Isaac came around the corner, his missing arm causing his left sleeve to billow behind him a bit. He had his rapier at his side and was looking displeased as he approached. Halcroft had done him the ‘favor’ of taking his off-hand, so he could still fight if need be. He wasn’t allowed to have it healed, until Halcroft returned from the capital. That was for two separate reasons, firstly I wasn’t pursuing Light healing so he would have someone else do it, and secondly Helen couldn’t regenerate full limbs, she just didn’t have the Magic or Mana. So Halcroft would bring a healer back with him from the capital.

Not surprisingly we hadn’t interacted at all since he was punished, we had obviously both been avoiding each other. I had only seen him once or twice in passing. Without Halcroft here family dinners stopped happening altogether.

I considered what to do as he slowly approached. It was quite clear he was specifically coming to the library, there just wasn’t anything else in this wing he would require. Plus with Halcroft away he was in charge of any minor business around the family’s domain. He was probably coming to check on the financial archives.

Penelope and I being in the library was by no means abnormal, we often studied here even while Mathais wasn’t teaching us. I decided to have us play it off as just some casual studying. I activated Radiant Step to make one near instant movement into the library still concealed by Alice’s illusion. Better drop the illusion. I thought.

Already on it. Alice confirmed as my right hand began to move on its own.

Inside Penelope had already put away whatever stack of books she was working on, pushed the ladder away, and fully closed the concealed door. She was just sitting down with two books, one on various fire magics for me and the other on water for her.

I made one more quick radiant step to the chair opposite Penelope as Alice finished dispelling her illusion. Before I could even hear Isaac approaching we were both casually reading at the desk.

He turned the corner barely breaking his stride to give us both a look I couldn’t identify. He just kept walking toward the archive. I gave a sigh of relief as he stepped into the room. A few minutes later Isaac exited the room with a large accounting book under his arm entirely ignoring us as he left the library closing the door behind him.

We waited a long minute when Penelope was about to say something when I placed my finger over my mouth to stop her. I pulled out my notebook and wrote a quick note before turning it to her. It read: He might be listening or come back, give it 10 minutes.

We both waited in agitation for the minutes to slowly pass. I stood up after the time and walked toward the door, opening it and checking outside. No one was there.

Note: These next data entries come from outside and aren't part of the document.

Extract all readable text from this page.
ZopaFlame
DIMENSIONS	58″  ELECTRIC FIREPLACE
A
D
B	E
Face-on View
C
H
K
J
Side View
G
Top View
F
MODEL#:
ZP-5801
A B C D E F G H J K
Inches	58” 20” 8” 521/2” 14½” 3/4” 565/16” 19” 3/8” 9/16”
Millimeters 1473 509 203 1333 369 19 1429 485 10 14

Leaving it open I turned back to Penelope. “How much more time do you need?” I asked quietly.

“Just two more rows.” She answered as she stood and walked back over to where she was working.

“Finish up then.” Instead of going back outside I stood at the doorway and listened for footsteps. A couple tense minutes later I heard another click and a gasp.

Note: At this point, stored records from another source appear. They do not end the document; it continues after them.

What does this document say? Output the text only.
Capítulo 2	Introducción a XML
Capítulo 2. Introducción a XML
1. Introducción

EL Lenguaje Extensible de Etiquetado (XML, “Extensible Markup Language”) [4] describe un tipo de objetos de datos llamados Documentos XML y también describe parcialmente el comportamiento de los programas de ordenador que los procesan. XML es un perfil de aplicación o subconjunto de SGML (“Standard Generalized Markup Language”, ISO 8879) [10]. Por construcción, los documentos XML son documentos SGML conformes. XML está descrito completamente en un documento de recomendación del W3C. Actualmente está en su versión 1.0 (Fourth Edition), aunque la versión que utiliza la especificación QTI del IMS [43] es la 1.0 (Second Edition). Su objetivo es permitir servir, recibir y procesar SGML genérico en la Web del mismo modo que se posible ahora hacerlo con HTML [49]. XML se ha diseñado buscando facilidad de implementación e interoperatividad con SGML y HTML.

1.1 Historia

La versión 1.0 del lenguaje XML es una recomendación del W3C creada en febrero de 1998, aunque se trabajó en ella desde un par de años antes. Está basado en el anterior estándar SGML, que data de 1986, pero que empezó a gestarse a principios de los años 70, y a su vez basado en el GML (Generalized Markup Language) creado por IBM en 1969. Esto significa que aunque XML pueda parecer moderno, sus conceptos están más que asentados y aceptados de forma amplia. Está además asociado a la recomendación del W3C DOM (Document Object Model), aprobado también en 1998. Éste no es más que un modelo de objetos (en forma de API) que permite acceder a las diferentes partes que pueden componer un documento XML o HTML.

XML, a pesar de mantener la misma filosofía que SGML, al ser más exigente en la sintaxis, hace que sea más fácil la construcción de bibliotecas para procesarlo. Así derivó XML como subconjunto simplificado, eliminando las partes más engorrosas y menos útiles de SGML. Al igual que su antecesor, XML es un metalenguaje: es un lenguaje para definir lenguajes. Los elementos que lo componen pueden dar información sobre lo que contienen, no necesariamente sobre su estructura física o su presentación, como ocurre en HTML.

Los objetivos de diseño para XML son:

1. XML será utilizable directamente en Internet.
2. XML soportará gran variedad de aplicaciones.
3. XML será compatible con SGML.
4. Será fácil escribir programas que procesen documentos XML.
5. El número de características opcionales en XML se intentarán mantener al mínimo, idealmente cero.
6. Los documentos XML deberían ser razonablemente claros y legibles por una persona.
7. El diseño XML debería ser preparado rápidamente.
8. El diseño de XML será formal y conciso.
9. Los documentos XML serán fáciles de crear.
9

“Found it!” Penelope said happily. She quickly hit the other two buttons as I memorized each of their locations. When the last lock was disengaged the door was allowed to fall away from the wall revealing a spiral staircase heading down. Penelope glanced inside looking down. “It goes down to at least groundlevel, this must be it.”

“Good, we’ll have Farva check it later, for now we should go. We don’t want to be here if Isaac comes back.” I said in a rushed sentence. We made ourselves scarce as quickly as possible.